The Reynolds number (Re) at the outlet was employed to characterize the fluid flow, which is defined as Equation (4):

$$\mathit{Re}={\displaystyle \frac{D_{h}u\rho }{\mu }}$$

(4)

where u is the average velocity of flow (m·s⁻¹), D_h is the hydraulic diameter of microchannel outlet (3 × 10⁻⁴ m), $\rho$ is the density of fluids (998 kg·m⁻³), and μ is the dynamic viscosity of fluids (1 × 10⁻³ kg·m⁻¹·s⁻¹).

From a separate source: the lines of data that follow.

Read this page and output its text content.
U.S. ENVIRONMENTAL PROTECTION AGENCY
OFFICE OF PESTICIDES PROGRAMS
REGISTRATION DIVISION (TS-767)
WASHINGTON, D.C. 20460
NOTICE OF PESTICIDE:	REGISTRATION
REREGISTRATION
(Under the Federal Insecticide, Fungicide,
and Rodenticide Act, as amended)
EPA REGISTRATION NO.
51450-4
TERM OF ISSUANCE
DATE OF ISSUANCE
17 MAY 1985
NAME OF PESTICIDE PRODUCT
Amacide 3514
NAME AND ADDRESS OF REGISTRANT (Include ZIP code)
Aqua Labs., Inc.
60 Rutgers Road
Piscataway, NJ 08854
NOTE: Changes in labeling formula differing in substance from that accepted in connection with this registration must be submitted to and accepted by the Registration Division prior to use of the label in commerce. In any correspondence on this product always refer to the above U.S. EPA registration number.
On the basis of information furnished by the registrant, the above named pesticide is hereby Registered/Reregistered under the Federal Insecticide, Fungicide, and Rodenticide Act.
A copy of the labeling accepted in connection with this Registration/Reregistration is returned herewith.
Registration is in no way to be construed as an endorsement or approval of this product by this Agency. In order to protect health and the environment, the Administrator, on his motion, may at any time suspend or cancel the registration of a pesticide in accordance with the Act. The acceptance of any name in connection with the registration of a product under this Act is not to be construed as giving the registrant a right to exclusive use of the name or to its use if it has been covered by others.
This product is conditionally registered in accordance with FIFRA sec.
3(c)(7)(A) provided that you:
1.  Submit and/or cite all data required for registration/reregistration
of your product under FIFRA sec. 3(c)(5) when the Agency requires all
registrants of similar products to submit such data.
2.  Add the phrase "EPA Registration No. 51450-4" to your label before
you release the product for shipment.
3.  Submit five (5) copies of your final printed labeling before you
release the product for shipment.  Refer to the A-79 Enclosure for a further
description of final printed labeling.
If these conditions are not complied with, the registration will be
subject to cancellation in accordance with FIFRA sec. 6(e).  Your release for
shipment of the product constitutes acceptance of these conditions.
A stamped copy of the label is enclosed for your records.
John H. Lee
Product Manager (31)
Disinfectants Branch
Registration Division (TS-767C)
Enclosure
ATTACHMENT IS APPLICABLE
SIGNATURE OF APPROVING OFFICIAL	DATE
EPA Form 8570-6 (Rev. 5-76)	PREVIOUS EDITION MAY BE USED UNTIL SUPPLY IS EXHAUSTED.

The scale and intensity of the segregation can be used to quantitatively assess the mixing degree of the two miscible fluids, which can be determined through statistical methods [43]. The mixing performance of the microchannel is evaluated by the variance of the mass concentration fraction, and it is quantitatively expressed using the mixing index (α), as defined by Equation (6) [44,45]:

$$\sigma =\sqrt{{\displaystyle \frac{1}{N}}{{\displaystyle {\sum }_{i=1}^N\left(c_i-{\overline{c}}_m\right)}}^2}$$

(5)

$$\alpha =1-{\displaystyle \frac{\sigma }{{\sigma }_{\max }}}$$

(6)

where $\sigma$ is the standard deviation of species concentration in the cross-section, N is the number of grids within the cross-section, c_i is the mass fraction at point i, ${\overline{c}}_m$ represents the average concentration of all sampling points, and ${\sigma }_{\max }$ is the maximum standard deviation corresponding to completely unmixed fluids. The mixing index (α) ranges from 0 (indicating fully separated fluid streams) to 1 (indicating complete mixing).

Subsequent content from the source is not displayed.